Wajahnya tampak pucat, seperti takut terhadap sesuatu.
“Andro kenapa ?
Biasanya paling senang ke sekolah..nanti ketemu teman-teman,
sayang..”
Andro menggeleng kemudian
hampir menangis. Saya menggandengnya, Andro tetap terdiam di tempat.
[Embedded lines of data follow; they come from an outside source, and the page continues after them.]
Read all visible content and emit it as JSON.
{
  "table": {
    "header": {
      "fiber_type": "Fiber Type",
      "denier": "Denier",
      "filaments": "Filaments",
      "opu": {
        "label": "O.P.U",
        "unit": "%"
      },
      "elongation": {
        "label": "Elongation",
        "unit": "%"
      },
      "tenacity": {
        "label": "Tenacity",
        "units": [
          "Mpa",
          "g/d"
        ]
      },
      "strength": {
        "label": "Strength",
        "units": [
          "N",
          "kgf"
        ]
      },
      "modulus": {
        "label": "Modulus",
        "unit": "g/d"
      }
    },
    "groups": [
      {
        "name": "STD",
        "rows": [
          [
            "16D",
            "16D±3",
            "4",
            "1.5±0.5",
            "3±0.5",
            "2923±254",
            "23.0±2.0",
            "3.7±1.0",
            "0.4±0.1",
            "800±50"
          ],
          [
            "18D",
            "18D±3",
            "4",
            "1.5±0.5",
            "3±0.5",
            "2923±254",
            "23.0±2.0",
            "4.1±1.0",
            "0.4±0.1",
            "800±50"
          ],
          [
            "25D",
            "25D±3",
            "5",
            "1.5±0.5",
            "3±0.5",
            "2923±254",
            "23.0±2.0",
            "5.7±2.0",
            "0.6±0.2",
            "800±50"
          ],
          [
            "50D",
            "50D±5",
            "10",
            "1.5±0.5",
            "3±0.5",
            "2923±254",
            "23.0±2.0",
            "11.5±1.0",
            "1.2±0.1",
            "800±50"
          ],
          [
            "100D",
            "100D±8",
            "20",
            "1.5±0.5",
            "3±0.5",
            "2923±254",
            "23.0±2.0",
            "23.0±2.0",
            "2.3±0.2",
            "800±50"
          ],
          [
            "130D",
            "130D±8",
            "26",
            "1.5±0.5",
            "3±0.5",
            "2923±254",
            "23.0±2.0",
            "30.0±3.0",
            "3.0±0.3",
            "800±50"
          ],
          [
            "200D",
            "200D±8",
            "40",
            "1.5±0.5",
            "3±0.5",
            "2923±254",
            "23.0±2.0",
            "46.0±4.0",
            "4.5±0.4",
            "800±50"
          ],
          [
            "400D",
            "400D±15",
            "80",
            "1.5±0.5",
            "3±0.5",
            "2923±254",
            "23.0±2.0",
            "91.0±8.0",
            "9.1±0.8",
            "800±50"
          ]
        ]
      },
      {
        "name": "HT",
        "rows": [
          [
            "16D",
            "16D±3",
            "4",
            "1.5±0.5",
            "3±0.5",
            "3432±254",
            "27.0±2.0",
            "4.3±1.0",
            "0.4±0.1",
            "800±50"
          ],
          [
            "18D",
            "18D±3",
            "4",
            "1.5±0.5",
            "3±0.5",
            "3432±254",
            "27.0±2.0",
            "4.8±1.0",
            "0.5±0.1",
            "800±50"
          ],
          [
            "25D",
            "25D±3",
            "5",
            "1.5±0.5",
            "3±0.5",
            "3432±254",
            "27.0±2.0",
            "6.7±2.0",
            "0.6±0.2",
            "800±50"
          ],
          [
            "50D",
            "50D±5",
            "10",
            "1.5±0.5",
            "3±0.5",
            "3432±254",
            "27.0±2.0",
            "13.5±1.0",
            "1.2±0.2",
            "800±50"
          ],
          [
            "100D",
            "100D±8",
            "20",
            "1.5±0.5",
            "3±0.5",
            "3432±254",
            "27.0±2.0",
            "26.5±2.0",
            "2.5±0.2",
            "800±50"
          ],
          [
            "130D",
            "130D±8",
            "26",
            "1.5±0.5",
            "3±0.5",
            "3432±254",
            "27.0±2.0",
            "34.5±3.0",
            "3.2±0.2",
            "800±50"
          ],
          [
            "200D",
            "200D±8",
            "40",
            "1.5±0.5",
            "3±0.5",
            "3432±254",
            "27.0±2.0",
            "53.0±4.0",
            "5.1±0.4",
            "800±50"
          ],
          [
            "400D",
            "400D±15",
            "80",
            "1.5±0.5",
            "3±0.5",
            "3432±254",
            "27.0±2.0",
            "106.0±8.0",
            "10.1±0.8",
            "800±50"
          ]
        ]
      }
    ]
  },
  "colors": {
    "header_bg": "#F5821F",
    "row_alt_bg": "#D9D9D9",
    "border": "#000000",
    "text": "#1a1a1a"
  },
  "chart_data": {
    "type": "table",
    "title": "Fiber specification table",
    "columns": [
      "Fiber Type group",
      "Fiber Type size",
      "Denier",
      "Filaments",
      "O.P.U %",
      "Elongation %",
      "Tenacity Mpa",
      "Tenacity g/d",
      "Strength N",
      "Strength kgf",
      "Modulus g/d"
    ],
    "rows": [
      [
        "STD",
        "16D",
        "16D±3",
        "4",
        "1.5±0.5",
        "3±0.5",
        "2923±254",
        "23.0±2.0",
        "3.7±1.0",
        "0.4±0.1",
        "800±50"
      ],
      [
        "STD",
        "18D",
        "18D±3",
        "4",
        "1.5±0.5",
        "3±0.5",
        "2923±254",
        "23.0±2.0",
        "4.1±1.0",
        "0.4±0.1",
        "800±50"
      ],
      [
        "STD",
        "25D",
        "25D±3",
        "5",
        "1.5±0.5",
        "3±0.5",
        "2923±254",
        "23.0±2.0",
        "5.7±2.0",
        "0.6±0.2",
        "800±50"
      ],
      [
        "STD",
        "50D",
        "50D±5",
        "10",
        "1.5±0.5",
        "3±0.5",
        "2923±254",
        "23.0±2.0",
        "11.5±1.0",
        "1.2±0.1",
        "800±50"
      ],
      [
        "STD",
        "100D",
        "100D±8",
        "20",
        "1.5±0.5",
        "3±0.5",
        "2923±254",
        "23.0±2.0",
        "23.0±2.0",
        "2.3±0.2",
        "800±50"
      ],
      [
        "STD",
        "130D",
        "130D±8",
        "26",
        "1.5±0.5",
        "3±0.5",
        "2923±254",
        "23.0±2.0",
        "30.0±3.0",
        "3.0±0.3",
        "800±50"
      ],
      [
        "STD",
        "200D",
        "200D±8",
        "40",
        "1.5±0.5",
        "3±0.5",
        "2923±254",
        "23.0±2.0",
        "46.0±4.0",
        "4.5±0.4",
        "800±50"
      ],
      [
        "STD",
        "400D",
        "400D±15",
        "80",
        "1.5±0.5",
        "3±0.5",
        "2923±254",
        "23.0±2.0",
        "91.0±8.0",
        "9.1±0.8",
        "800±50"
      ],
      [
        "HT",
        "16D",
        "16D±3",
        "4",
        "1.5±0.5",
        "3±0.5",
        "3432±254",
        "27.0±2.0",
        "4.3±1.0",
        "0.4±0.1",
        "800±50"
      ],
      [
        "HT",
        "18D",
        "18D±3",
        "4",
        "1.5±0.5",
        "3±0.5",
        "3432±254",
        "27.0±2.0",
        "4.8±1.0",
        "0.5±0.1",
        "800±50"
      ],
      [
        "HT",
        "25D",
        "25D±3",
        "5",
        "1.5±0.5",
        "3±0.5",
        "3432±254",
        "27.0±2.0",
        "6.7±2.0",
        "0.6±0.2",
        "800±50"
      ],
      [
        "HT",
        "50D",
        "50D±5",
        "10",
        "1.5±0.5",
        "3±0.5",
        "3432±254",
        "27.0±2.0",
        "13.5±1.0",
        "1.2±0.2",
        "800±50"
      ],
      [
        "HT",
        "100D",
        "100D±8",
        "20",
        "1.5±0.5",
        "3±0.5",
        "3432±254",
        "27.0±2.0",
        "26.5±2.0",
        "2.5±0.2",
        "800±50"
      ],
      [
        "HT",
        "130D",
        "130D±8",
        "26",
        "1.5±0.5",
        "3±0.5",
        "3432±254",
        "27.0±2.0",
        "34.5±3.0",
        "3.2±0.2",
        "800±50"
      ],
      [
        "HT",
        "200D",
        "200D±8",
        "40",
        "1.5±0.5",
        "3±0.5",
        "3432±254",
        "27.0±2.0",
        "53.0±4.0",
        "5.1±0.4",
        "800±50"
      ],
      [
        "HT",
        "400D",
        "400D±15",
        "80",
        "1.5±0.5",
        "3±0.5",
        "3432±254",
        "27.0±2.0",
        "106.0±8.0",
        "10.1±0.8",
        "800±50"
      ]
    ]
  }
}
Lalu tangisnya pecah. Saya kebingungan.
“Ayo, sayang..sudah
telat ini, Andro ada upacara bendera kan..?”
Andro tetap menggeleng
dan menangis keras.
“Ayo pulang,
mama..Andro mau pulang..”
“Sayang, kalau Andro
tidak mau masuk sekolah, mama harus minta ijin dulu sama Bu Guru. Ayo
bilang sama bu Guru dulu..”
Tangis Andro berhenti.
“Mama aja yang bilang,
Andro tunggu disini..”
“Baiklah..Andro jangan
kemana-mana ya...”
Saya beranjak menuju
sekolah. Andro pernah sekali tidak masuk sekolah karena sakit batuk
dan pilek. Itupun karena melihat temannya sakit dan tidak masuk
sekolah, makanya dia ikut-ikutan. Padahal biasanya, dalam keadaan
apapun Andro tetap ingin masuk sekolah.
Saya bertemu dengan
ibu-ibu dari teman-temannya Andro, yang menunggui anaknya. Kepada
mereka saya cerita kalau Andro tidak mau masuk sekolah dan sekarang
menunggu di parkiran. Mama Tita menyarankan agar saya menemui Bu Pri,
guru kelasnya Andro agar mau dibujuk. Lalu saya menemui Bu Pri yang
sedang mendampingi upacara dan menceritakan semuanya. Lalu Bu Pri dan
saya menemui Andro di parkiran untuk menjemput dan membujuknya masuk.
“Andro belum salam sama
Bu Guru...”
Sapa Bu Pri. Andro tampak
terkejut, kemudian mengulurkan tangannya malu-malu.
“Ayo, sudah ditunggu
temannya lho..belum tahu ceritanya mas Gilang ya..lucu lho..tadi
cerita tentang binatang peliharaan di rumahnya..”
Andro menangis lagi.
Ajakan saya untuk masuk tetap tidak ditanggapinya. Digandeng malah
meronta, saya dan Bu Pri berkolaborasi membawanya masuk ke sekolah.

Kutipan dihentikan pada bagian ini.